Scorie - Come non uscire da una balance sheet recession

Paragonando i recenti sviluppi dell'economia cinese con l'esperienza giapponese a partire dai primi anni Novanta (dopo lo scoppio di una enorme bolla su immobili terreni e attività finanziarie), Richard Koo ritiene che la Cina si trovi in una "balance sheet recession", ossia in una situazione in cui famiglie e imprese hanno debiti superiori al valore delle attività acquistate mediante quei debiti. Attività che nel frattempo si sono più o meno fortemente svalutate, creando stress finanziario (e anche insolvenze). 

In una situazione del genere ogni risorsa non consumata viene destinata a ripagare il debito, quindi la domanda di credito è bassa anche in presenza di tassi di interesse azzerati o negativi. 

Secondo Koo, in presenza di una "balance sheet recession" si crea una spirale deflattiva, perché il settore privato produce un eccesso di risparmio che non viene investito. Deve quindi intervenire il debitore di ultima istanza, ossia lo Stato, che emette titoli di debito e finanzia spesa pubblica per mantenere a galla l'economia.

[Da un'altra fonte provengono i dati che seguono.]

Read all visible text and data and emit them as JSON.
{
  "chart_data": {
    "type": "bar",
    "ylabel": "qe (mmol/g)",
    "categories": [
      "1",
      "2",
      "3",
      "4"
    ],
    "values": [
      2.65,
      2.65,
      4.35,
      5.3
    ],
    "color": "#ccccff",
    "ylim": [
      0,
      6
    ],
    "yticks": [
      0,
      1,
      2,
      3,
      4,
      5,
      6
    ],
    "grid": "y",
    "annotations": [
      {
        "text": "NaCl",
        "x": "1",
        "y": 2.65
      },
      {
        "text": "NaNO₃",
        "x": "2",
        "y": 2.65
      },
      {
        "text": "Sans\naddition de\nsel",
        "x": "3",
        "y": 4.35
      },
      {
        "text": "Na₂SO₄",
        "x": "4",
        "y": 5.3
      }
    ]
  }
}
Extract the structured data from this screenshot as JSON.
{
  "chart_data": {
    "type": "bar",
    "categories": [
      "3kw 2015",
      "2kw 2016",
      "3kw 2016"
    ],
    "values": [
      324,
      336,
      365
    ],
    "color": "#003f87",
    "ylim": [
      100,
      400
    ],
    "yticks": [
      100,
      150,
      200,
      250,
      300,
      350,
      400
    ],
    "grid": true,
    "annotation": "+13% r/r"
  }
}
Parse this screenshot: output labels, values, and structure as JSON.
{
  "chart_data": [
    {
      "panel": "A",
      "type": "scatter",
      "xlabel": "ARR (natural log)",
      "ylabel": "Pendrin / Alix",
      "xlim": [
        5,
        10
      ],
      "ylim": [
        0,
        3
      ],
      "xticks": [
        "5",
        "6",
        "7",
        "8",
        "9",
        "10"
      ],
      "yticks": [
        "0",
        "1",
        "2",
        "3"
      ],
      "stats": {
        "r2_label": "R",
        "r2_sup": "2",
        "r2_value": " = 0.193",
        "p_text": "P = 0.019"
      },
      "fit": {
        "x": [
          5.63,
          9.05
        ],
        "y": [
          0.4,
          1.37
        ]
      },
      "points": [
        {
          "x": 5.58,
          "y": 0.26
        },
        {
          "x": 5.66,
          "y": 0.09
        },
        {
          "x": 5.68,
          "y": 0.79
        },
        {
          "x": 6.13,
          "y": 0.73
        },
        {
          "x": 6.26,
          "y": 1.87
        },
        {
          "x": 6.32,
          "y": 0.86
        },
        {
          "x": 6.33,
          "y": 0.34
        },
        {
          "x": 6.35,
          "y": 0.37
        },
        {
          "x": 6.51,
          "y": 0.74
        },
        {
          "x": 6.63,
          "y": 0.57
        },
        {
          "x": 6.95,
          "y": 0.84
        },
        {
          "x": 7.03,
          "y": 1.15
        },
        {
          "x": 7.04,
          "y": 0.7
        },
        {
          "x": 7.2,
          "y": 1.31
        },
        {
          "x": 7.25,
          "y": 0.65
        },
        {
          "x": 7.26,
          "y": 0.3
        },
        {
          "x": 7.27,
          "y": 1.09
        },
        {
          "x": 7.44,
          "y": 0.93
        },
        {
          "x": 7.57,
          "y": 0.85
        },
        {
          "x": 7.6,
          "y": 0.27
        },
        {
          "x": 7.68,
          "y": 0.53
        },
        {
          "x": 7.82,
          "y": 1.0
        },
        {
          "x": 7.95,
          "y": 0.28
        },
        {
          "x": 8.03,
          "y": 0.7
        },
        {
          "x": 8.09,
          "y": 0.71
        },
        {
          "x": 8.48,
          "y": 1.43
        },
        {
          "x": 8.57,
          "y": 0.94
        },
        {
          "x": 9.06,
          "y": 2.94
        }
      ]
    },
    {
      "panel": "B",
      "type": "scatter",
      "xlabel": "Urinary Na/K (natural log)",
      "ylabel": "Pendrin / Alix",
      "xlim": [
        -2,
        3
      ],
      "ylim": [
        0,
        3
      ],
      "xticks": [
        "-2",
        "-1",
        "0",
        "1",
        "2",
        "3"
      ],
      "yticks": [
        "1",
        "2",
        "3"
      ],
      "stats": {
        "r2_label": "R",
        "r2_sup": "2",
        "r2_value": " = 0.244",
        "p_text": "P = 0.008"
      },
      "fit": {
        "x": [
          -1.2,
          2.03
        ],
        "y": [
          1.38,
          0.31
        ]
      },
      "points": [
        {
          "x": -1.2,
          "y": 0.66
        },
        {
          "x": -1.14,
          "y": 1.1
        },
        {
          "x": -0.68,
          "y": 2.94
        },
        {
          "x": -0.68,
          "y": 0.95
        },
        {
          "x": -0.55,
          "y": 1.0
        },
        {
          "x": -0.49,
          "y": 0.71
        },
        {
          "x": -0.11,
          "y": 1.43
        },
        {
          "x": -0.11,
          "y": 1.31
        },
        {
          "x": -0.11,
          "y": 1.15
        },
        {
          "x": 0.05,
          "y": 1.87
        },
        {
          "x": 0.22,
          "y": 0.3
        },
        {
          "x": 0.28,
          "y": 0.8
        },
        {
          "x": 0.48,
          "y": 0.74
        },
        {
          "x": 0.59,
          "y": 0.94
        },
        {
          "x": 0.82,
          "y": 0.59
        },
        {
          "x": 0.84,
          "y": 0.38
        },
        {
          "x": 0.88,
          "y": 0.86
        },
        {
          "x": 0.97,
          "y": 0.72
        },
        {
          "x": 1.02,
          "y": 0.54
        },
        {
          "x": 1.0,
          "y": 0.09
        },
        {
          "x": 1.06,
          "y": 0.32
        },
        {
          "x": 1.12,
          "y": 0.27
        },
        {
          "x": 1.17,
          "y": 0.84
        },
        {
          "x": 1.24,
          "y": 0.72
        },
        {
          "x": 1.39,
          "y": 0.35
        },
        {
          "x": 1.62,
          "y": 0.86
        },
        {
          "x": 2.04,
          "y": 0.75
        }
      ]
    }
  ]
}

Il ragionamento è tipicamente di stampo keynesiano e, nonostante siano ormai 15 anni che leggo Koo con cadenza mensile, devo dire che continuo a stupirmi di quanto non prenda in considerazione almeno due macro evidenze: la prima è la confusione tra ricchezza monetaria e reale, che non si elimina mediante il deflatore del Pil.

La seconda, se possibile ancora più macroscopica, è che la stabilizzazione del Pil nominale non avviene a costo zero: semplicemente si gonfia il debito pubblico, cheprima o poi deve essere pagato, o mediante tasse esplicite, o mediante inflazione (le due cose non si escludono vicendevolmente).

Proprio l'esempio del Giappone è emblematico: alla fine del 1989 il debito publbico era pari al 65% del Pil, mentre quest'anno sarà pari al 255%. Gli aggiustamenti necessari dopo lo scoppio della bolla (derivante da anni di politica monetaria lassista), per quanto dolorosi, non sono stati eliminati, ma solo rimandati, aumentandone le dimensioni.

Non mi stupirei se la Cina seguisse le orme del Giappone, ma non sarebbe un buon esempio da seguire.